If we were to make instruments like Stradivari today no one would buy them

I make no distinction between art and craft. The Italian dictionary says that a liutaio is an ‘artefice’ – an author or creator of musical instruments. Some say violin making is an art. For me it’s a job, and now that I’ve been doing it so long it’s a very normal job. However, if you think about it the violin maker is also a sculptor. And I believe that varnishing is very close to painting. And then there’s the sound. The maker who plays is also a musician. We can say perhaps that it’s a complex art. It can’t be for nothing that Unesco has given us the title ‘a living human treasure’ – it’s not a simple job.

I don’t think there’s any trace of Hungarian style in my work. We in Cremona are too attached to the Italian tradition. It’s more probable that you can see the style of Hungary in the work of those Hungarians who visit Cremona – my brother and my nephew for example. My father went home to work once he had his diploma and he developed a style of his own with Hungarian influences.

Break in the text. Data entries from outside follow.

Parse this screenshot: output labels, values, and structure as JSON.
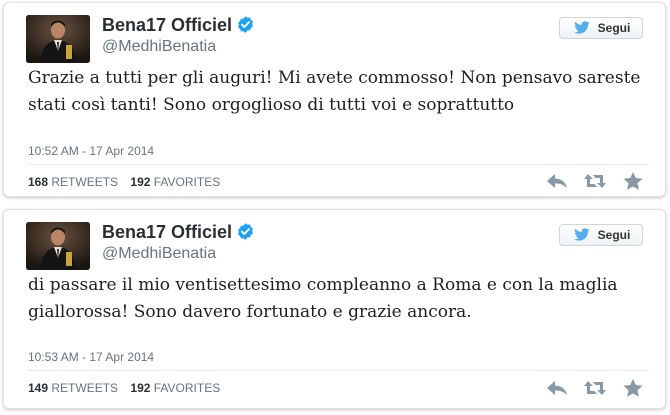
{
  "colors": {
    "text": "#292f33",
    "muted": "#66757f",
    "verified": "#1da1f2",
    "action": "#8899a6"
  },
  "tweets": [
    {
      "name": "Bena17 Officiel",
      "handle": "@MedhiBenatia",
      "follow_label": "Segui",
      "text": "Grazie a tutti per gli auguri! Mi avete commosso! Non pensavo sareste stati così tanti! Sono orgoglioso di tutti voi e soprattutto",
      "time": "10:52 AM - 17 Apr 2014",
      "retweets_count": "168",
      "retweets_label": "RETWEETS",
      "favorites_count": "192",
      "favorites_label": "FAVORITES"
    },
    {
      "name": "Bena17 Officiel",
      "handle": "@MedhiBenatia",
      "follow_label": "Segui",
      "text": "di passare il mio ventisettesimo compleanno a Roma e con la maglia giallorossa! Sono davero fortunato e grazie ancora.",
      "time": "10:53 AM - 17 Apr 2014",
      "retweets_count": "149",
      "retweets_label": "RETWEETS",
      "favorites_count": "192",
      "favorites_label": "FAVORITES"
    }
  ]
}
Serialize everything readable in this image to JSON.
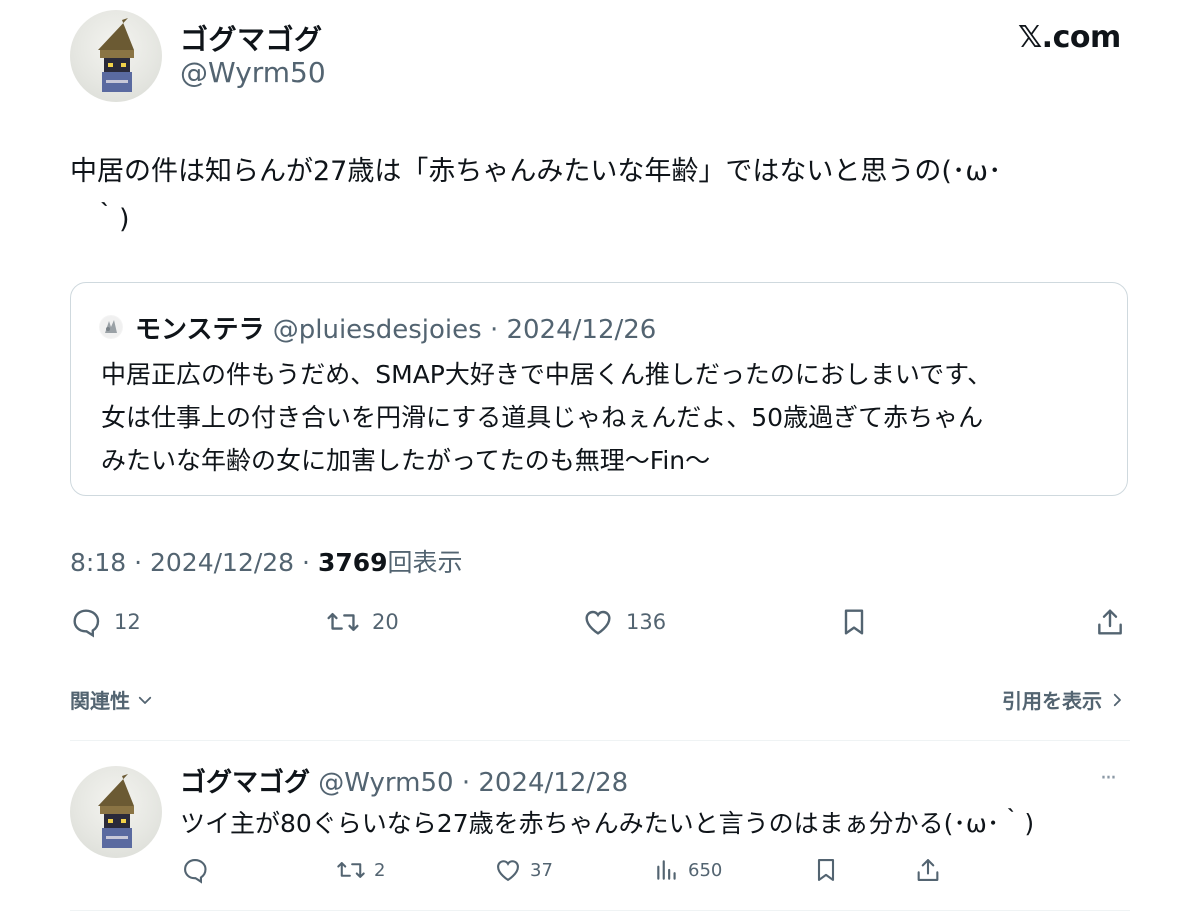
{
  "author": {
    "name": "ゴグマゴグ",
    "handle": "@Wyrm50"
  },
  "brand": {
    "logo_text": "𝕏.com"
  },
  "tweet": {
    "text_line1": "中居の件は知らんが27歳は「赤ちゃんみたいな年齢」ではないと思うの(･ω･",
    "text_line2": "｀)"
  },
  "quote": {
    "name": "モンステラ",
    "handle": "@pluiesdesjoies",
    "dot": "·",
    "date": "2024/12/26",
    "lines": [
      "中居正広の件もうだめ、SMAP大好きで中居くん推しだったのにおしまいです、",
      "女は仕事上の付き合いを円滑にする道具じゃねぇんだよ、50歳過ぎて赤ちゃん",
      "みたいな年齢の女に加害したがってたのも無理〜Fin〜"
    ]
  },
  "meta": {
    "time": "8:18",
    "sep": "·",
    "date": "2024/12/28",
    "views": "3769",
    "views_label": "回表示"
  },
  "actions": {
    "replies": "12",
    "retweets": "20",
    "likes": "136"
  },
  "links": {
    "relevance": "関連性",
    "view_quotes": "引用を表示"
  },
  "reply": {
    "name": "ゴグマゴグ",
    "handle": "@Wyrm50",
    "dot": "·",
    "date": "2024/12/28",
    "text": "ツイ主が80ぐらいなら27歳を赤ちゃんみたいと言うのはまぁ分かる(･ω･｀)",
    "more": "···",
    "retweets": "2",
    "likes": "37",
    "views": "650"
  },
  "colors": {
    "text": "#0f1419",
    "secondary": "#536471",
    "border": "#cfd9de"
  }
}
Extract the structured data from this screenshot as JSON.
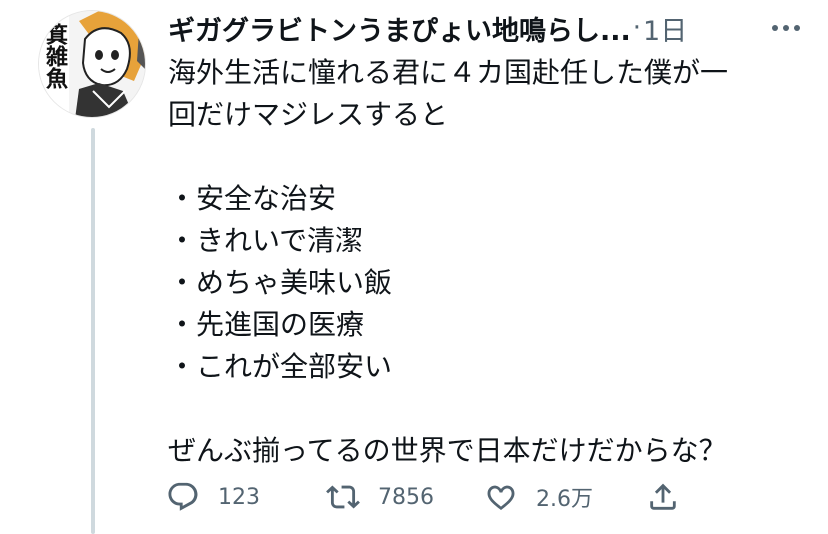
{
  "tweet": {
    "display_name": "ギガグラビトンうまぴょい地鳴らし...",
    "separator": "·",
    "timestamp": "1日",
    "lines": [
      "海外生活に憧れる君に４カ国赴任した僕が一",
      "回だけマジレスすると",
      "",
      "・安全な治安",
      "・きれいで清潔",
      "・めちゃ美味い飯",
      "・先進国の医療",
      "・これが全部安い",
      "",
      "ぜんぶ揃ってるの世界で日本だけだからな？"
    ],
    "avatar_text": "箕雑魚"
  },
  "actions": {
    "reply": {
      "icon": "reply-icon",
      "count": "123"
    },
    "retweet": {
      "icon": "retweet-icon",
      "count": "7856"
    },
    "like": {
      "icon": "heart-icon",
      "count": "2.6万"
    },
    "share": {
      "icon": "share-icon"
    }
  },
  "colors": {
    "text": "#0f1419",
    "secondary": "#536471",
    "thread_line": "#cfd9de"
  }
}
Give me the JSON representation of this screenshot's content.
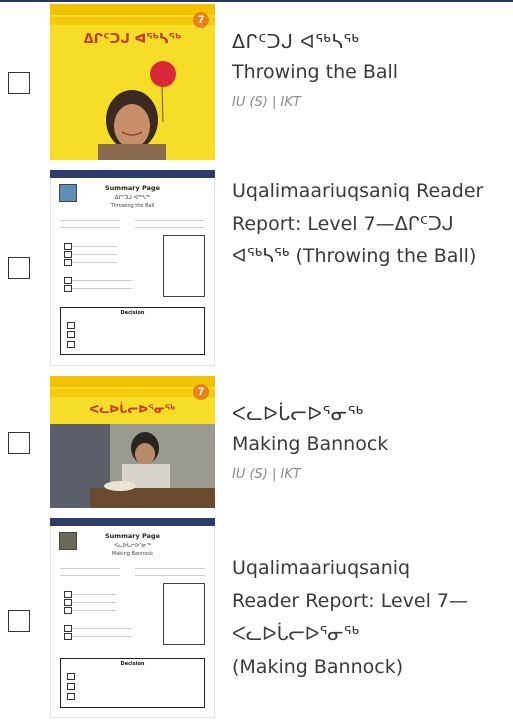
{
  "items": [
    {
      "kind": "book",
      "syllabics": "ᐃᒋᑦᑐᒍ ᐊᖅᓴᖅ",
      "title": "Throwing the Ball",
      "meta": "IU (S) | IKT",
      "cover_title": "ᐃᒋᑦᑐᒍ ᐊᖅᓴᖅ",
      "level": "7",
      "checked": false
    },
    {
      "kind": "report",
      "title": "Uqalimaariuqsaniq Reader Report: Level 7—ᐃᒋᑦᑐᒍ ᐊᖅᓴᖅ (Throwing the Ball)",
      "report_heading": "Summary Page",
      "report_syllabics": "ᐃᒋᑦᑐᒍ ᐊᖅᓴᖅ",
      "report_english": "Throwing the Ball",
      "decision_label": "Decision",
      "checked": false
    },
    {
      "kind": "book",
      "syllabics": "ᐸᓚᐅᒑᓕᐅᕐᓂᖅ",
      "title": "Making Bannock",
      "meta": "IU (S) | IKT",
      "cover_title": "ᐸᓚᐅᒑᓕᐅᕐᓂᖅ",
      "level": "7",
      "checked": false
    },
    {
      "kind": "report",
      "title": "Uqalimaariuqsaniq Reader Report: Level 7—ᐸᓚᐅᒑᓕᐅᕐᓂᖅ (Making Bannock)",
      "title_lines": [
        "Uqalimaariuqsaniq",
        "Reader Report: Level 7—",
        "ᐸᓚᐅᒑᓕᐅᕐᓂᖅ",
        "(Making Bannock)"
      ],
      "report_heading": "Summary Page",
      "report_syllabics": "ᐸᓚᐅᒑᓕᐅᕐᓂᖅ",
      "report_english": "Making Bannock",
      "decision_label": "Decision",
      "checked": false
    }
  ]
}
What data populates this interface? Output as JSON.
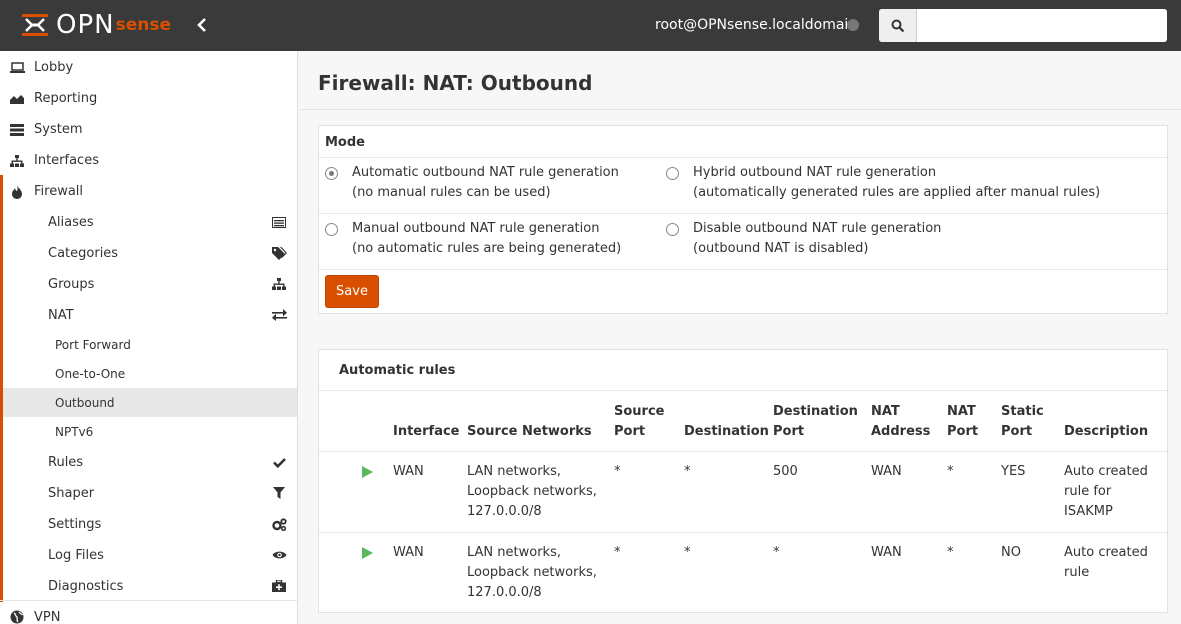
{
  "header": {
    "logo_main": "OPN",
    "logo_sense": "sense",
    "user": "root@OPNsense.localdomain",
    "search": {
      "placeholder": "",
      "value": ""
    }
  },
  "sidebar": {
    "lobby": "Lobby",
    "reporting": "Reporting",
    "system": "System",
    "interfaces": "Interfaces",
    "firewall": "Firewall",
    "firewall_items": {
      "aliases": "Aliases",
      "categories": "Categories",
      "groups": "Groups",
      "nat": "NAT",
      "nat_items": {
        "port_forward": "Port Forward",
        "one_to_one": "One-to-One",
        "outbound": "Outbound",
        "nptv6": "NPTv6"
      },
      "rules": "Rules",
      "shaper": "Shaper",
      "settings": "Settings",
      "log_files": "Log Files",
      "diagnostics": "Diagnostics"
    },
    "vpn": "VPN"
  },
  "page": {
    "title": "Firewall: NAT: Outbound"
  },
  "mode": {
    "heading": "Mode",
    "options": {
      "automatic": {
        "label": "Automatic outbound NAT rule generation",
        "note": "(no manual rules can be used)",
        "checked": true
      },
      "hybrid": {
        "label": "Hybrid outbound NAT rule generation",
        "note": "(automatically generated rules are applied after manual rules)",
        "checked": false
      },
      "manual": {
        "label": "Manual outbound NAT rule generation",
        "note": "(no automatic rules are being generated)",
        "checked": false
      },
      "disable": {
        "label": "Disable outbound NAT rule generation",
        "note": "(outbound NAT is disabled)",
        "checked": false
      }
    },
    "save_label": "Save"
  },
  "auto_rules": {
    "heading": "Automatic rules",
    "columns": {
      "interface": "Interface",
      "source_networks": "Source Networks",
      "source_port_1": "Source",
      "source_port_2": "Port",
      "destination": "Destination",
      "destination_port_1": "Destination",
      "destination_port_2": "Port",
      "nat_address_1": "NAT",
      "nat_address_2": "Address",
      "nat_port_1": "NAT",
      "nat_port_2": "Port",
      "static_port_1": "Static",
      "static_port_2": "Port",
      "description": "Description"
    },
    "rows": [
      {
        "interface": "WAN",
        "source_1": "LAN networks,",
        "source_2": "Loopback networks,",
        "source_3": "127.0.0.0/8",
        "source_port": "*",
        "destination": "*",
        "destination_port": "500",
        "nat_address": "WAN",
        "nat_port": "*",
        "static_port": "YES",
        "description_1": "Auto created",
        "description_2": "rule for",
        "description_3": "ISAKMP"
      },
      {
        "interface": "WAN",
        "source_1": "LAN networks,",
        "source_2": "Loopback networks,",
        "source_3": "127.0.0.0/8",
        "source_port": "*",
        "destination": "*",
        "destination_port": "*",
        "nat_address": "WAN",
        "nat_port": "*",
        "static_port": "NO",
        "description_1": "Auto created",
        "description_2": "rule",
        "description_3": ""
      }
    ]
  },
  "colors": {
    "accent": "#d94f00",
    "header_bg": "#3a3a3a",
    "play_green": "#5cb85c"
  }
}
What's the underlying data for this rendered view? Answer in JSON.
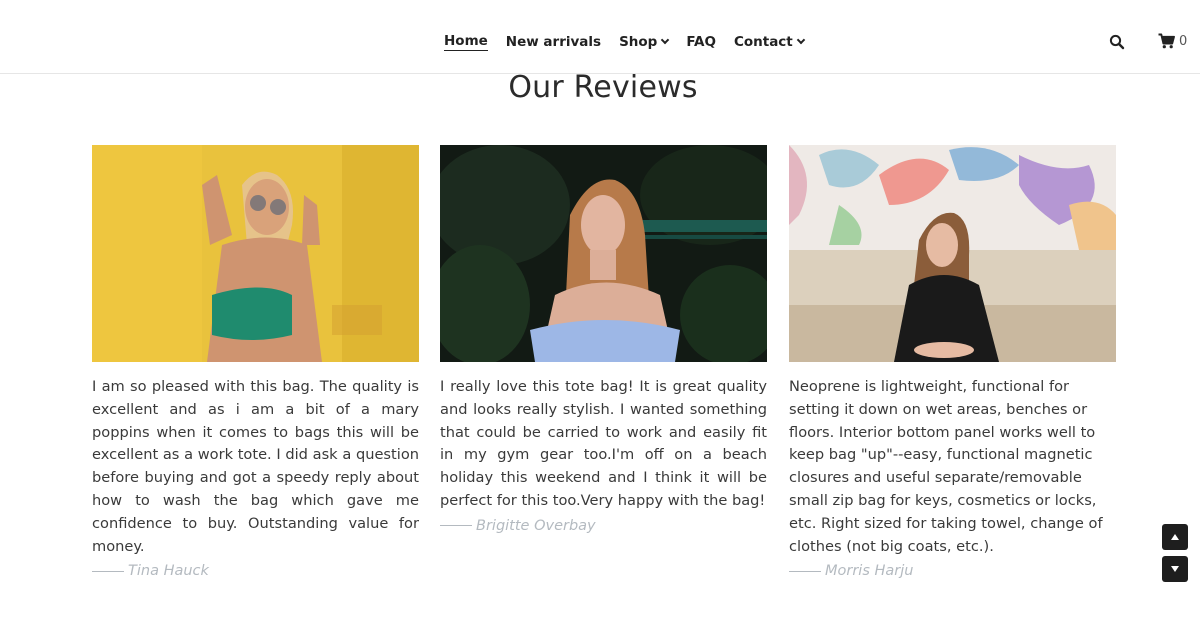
{
  "nav": {
    "items": [
      {
        "label": "Home",
        "active": true,
        "dropdown": false
      },
      {
        "label": "New arrivals",
        "active": false,
        "dropdown": false
      },
      {
        "label": "Shop",
        "active": false,
        "dropdown": true
      },
      {
        "label": "FAQ",
        "active": false,
        "dropdown": false
      },
      {
        "label": "Contact",
        "active": false,
        "dropdown": true
      }
    ],
    "search_icon": "search-icon",
    "cart_icon": "cart-icon",
    "cart_count": "0"
  },
  "section_title": "Our Reviews",
  "reviews": [
    {
      "photo": "woman with sunglasses against yellow wall",
      "text": "I am so pleased with this bag. The quality is excellent and as i am a bit of a mary poppins when it comes to bags this will be excellent as a work tote. I did ask a question before buying and got a speedy reply about how to wash the bag which gave me confidence to buy. Outstanding value for money.",
      "author": "Tina Hauck"
    },
    {
      "photo": "woman in blue off-shoulder dress among dark foliage",
      "text": "I really love this tote bag! It is great quality and looks really stylish. I wanted something that could be carried to work and easily fit in my gym gear too.I'm off on a beach holiday this weekend and I think it will be perfect for this too.Very happy with the bag!",
      "author": "Brigitte Overbay"
    },
    {
      "photo": "smiling woman sitting in front of colorful mural",
      "text": "Neoprene is lightweight, functional for setting it down on wet areas, benches or floors. Interior bottom panel works well to keep bag \"up\"--easy, functional magnetic closures and useful separate/removable small zip bag for keys, cosmetics or locks, etc. Right sized for taking towel, change of clothes (not big coats, etc.).",
      "author": "Morris Harju"
    }
  ],
  "scroll": {
    "up_icon": "arrow-up-icon",
    "down_icon": "arrow-down-icon"
  },
  "colors": {
    "text": "#3a3a3a",
    "author": "#b4bac0",
    "scroll_button": "#1e1e1e"
  }
}
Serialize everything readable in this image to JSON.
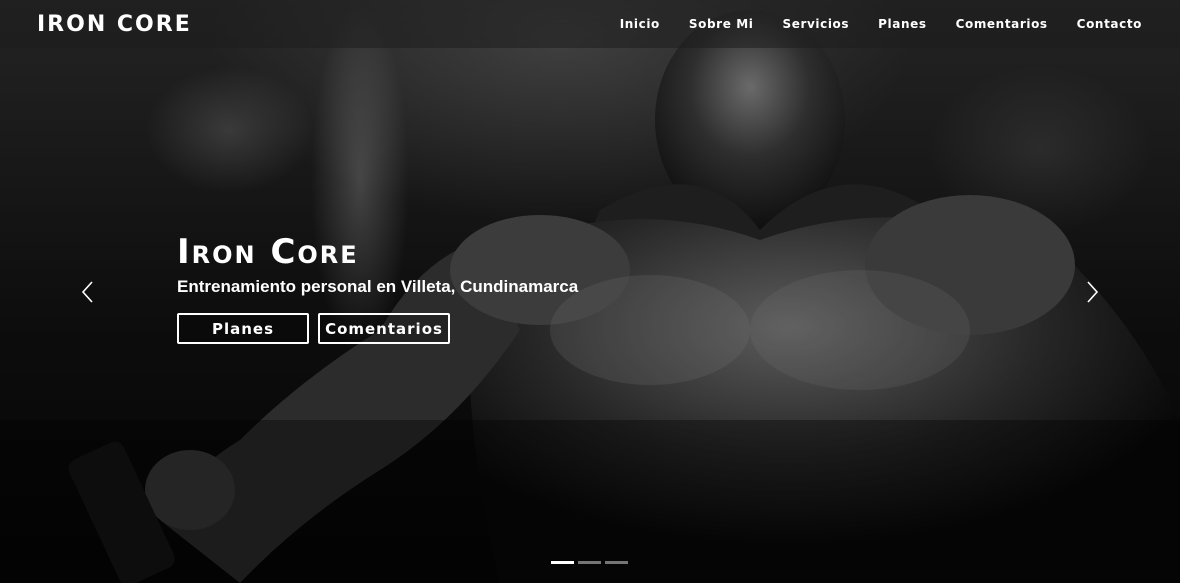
{
  "navbar": {
    "brand": "IRON CORE",
    "links": [
      {
        "label": "Inicio"
      },
      {
        "label": "Sobre Mi"
      },
      {
        "label": "Servicios"
      },
      {
        "label": "Planes"
      },
      {
        "label": "Comentarios"
      },
      {
        "label": "Contacto"
      }
    ]
  },
  "hero": {
    "title": "Iron Core",
    "subtitle": "Entrenamiento personal en Villeta, Cundinamarca",
    "buttons": {
      "planes": "Planes",
      "comentarios": "Comentarios"
    },
    "prev_icon": "chevron-left-icon",
    "next_icon": "chevron-right-icon",
    "slides_total": 3,
    "active_slide": 1
  },
  "colors": {
    "text": "#ffffff",
    "navbar_bg": "rgba(30,30,30,0.55)",
    "indicator_inactive": "rgba(255,255,255,0.45)"
  }
}
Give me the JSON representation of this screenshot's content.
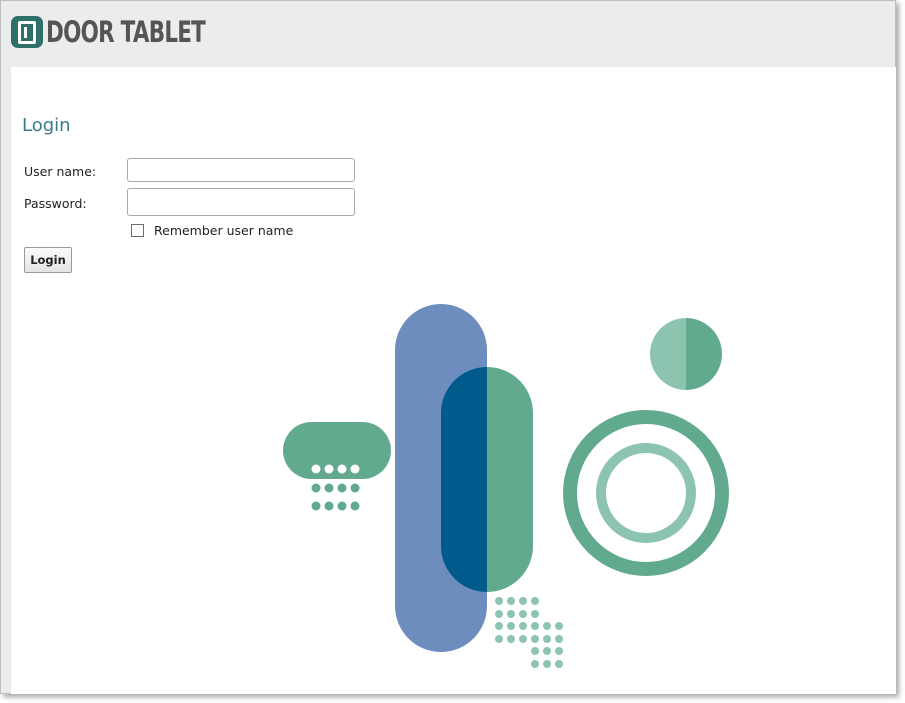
{
  "brand": {
    "name": "DOOR TABLET",
    "logo_icon": "door-tablet-logo-icon",
    "logo_color": "#2e6f6a",
    "text_color": "#555555"
  },
  "login": {
    "title": "Login",
    "username_label": "User name:",
    "username_value": "",
    "password_label": "Password:",
    "password_value": "",
    "remember_label": "Remember user name",
    "remember_checked": false,
    "submit_label": "Login"
  },
  "colors": {
    "header_bg": "#ececec",
    "title": "#3b7a8a",
    "green": "#62aa8e",
    "light_green": "#8dc4b0",
    "blue": "#6e8dbf",
    "navy": "#005a8c"
  }
}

He’s done his own thing with the scroll and he accentuates the arching. I like the style of these makers. They have developed an expressive character and an individuality all their own. I taught about four or five Hungarians in my 23 years at the school and they have now returned and are carrying on the tradition. These Hungarians are in a way my ‘figli d’arte’ – they come back and visit me. When they were students they would come to me if they needed money. I lent them my tools and taught them how to varnish – that’s how it was with the Hungarians.

Conia violin from 1977. Photos: Tarisio

More photos

My parents are gone now, but my brother is always visiting. I no longer have any real desire to travel. I like it here. I’ve been retired officially now for five or six years, but I’m still working – what would I do otherwise? I’ve got my hobbies. I ride racing bikes, and I’ve got my classic cars and I work on their engines. I’ve given my motorbikes away though. Sgarabotto had a classic Guzzi and I had several bikes. The last one was a 500cc which I exchanged with Giorgio Scolari’s brother Daniele for a violin. He didn’t have any money but he told me he really wanted the bike. Obviously I got the better deal. I’ve had enough of motorbikes – several of my friends and acquaintances have had fatal accidents.

I say that it’s a violin maker’s good fortune that he does a job that he enjoys. A violin maker who’s also a good administrator won’t die of hunger, that’s for sure. I would have gladly been a surgeon or a doctor, but at least I don’t get called out in the middle of the night for emergencies. It does happen that I’m called for violin making emergencies, and I’m happy to do that, even on a Sunday if need be. Violin making is hard work, mind. Roughing out the arching of cellos makes you sweat. It’s all relative though, a well-made violin sells for €10,000 these days. I wouldn’t change profession!

Paul Sadka is an award-winning bow maker currently working in France.